In the real world, Xena fans include both those who believe homosexuality is immoral, and those who advocate full political and civil rights for homosexuals. Both sides want to claim Xena as their own champion of strong female role models. While those in favour of the subtext may wish that the show would make a definitive statement, there are just as many on the other side who could not accept such a relationship. The subtext can never be addressed directly as long as homosexuality remains a divisive political and social issue in our culture. 

In an interview in the first issue of this magazine, Executive Producer Rob Tapert gave his definitive response to questions about the relationship: “Xena and Gabrielle are the best of mates, and whether they have a sexual relationship is kind of their own business.

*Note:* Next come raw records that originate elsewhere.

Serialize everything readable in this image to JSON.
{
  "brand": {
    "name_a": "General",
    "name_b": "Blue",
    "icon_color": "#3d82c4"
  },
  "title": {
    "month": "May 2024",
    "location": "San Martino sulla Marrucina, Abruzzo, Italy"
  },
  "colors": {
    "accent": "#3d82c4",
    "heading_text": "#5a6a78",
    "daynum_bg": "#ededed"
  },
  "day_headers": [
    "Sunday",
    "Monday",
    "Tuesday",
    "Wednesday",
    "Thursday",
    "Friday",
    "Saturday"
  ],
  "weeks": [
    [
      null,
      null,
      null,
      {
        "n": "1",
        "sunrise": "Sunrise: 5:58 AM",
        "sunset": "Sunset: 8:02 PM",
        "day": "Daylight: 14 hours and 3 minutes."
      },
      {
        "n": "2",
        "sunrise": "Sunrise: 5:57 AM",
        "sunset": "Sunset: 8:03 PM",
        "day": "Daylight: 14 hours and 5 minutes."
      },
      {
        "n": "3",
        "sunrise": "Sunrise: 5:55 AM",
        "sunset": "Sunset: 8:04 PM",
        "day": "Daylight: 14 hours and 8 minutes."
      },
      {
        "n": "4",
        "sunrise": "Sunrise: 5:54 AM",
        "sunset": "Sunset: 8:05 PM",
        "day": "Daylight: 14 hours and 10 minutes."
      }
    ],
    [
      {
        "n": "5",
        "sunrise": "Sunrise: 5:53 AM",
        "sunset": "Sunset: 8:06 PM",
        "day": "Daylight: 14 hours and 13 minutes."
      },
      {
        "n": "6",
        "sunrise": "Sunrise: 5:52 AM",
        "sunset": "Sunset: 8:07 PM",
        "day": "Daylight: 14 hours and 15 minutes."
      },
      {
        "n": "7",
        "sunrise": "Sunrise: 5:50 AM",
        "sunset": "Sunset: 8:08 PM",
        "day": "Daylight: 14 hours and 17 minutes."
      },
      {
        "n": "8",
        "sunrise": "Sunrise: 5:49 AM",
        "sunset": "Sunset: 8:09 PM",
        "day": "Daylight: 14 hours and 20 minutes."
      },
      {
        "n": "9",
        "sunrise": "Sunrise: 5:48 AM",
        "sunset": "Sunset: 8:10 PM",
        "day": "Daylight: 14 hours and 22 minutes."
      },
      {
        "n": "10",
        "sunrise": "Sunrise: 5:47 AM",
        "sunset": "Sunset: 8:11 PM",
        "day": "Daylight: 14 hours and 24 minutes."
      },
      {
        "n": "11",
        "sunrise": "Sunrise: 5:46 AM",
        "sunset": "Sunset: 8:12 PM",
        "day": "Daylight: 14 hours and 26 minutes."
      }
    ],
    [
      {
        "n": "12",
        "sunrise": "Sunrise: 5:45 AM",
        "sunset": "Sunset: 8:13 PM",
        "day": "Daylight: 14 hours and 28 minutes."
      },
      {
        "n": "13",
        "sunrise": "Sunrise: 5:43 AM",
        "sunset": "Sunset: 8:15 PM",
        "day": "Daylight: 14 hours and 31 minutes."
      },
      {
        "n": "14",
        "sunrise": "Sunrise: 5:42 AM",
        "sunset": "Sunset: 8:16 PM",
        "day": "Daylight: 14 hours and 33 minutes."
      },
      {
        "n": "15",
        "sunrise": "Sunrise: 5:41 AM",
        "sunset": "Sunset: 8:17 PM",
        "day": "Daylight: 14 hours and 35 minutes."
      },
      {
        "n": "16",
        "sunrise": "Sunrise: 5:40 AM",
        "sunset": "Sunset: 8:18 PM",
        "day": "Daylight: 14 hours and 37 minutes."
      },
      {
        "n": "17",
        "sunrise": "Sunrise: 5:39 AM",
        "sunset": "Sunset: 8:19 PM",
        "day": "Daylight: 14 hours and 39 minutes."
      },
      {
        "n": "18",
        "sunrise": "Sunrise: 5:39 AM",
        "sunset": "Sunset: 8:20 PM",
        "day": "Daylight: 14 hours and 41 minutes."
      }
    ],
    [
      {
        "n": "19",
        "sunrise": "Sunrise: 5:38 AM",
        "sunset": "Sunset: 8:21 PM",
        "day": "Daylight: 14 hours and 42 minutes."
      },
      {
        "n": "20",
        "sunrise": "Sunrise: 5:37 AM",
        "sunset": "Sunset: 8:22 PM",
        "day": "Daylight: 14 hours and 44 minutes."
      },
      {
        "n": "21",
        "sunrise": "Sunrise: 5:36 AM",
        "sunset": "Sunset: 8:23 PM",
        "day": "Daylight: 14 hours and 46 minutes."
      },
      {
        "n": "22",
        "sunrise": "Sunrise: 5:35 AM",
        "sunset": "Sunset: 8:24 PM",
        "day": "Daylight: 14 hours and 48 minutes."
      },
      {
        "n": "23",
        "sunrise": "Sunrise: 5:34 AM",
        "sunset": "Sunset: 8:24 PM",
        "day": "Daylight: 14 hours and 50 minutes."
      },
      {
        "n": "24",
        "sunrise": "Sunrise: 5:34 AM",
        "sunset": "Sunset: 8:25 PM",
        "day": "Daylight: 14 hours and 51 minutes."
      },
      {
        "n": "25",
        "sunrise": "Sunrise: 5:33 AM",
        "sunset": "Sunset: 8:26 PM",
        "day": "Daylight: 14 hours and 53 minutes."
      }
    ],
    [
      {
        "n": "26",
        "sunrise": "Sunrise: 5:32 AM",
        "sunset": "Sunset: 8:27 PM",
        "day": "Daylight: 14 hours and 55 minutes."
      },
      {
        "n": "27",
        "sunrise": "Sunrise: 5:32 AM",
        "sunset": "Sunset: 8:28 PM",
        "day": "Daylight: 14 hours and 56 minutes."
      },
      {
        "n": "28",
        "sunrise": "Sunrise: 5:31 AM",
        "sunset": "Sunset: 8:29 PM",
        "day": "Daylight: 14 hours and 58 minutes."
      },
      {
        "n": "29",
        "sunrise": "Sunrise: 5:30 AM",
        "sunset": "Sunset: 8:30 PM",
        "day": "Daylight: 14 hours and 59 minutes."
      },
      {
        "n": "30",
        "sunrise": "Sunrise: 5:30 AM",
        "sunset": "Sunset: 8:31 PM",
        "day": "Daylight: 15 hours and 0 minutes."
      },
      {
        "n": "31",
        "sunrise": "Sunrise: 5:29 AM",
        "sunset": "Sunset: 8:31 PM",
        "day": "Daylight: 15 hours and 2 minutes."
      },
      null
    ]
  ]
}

But they certainly love one another. They would die for one another. Would they be open to sexual experimentation between the two of them? I assume that they would, but I’ve never seen it in a script or on film…

“I don’t want to be the one who says, ‘This is what’s right.’ But I also want to leave the door open for people to say that there’s certainly nothing wrong with this… Both Xena and Hercules have gone out of their way not to pass judgement on people for their race, creed, colour or sexual preference.”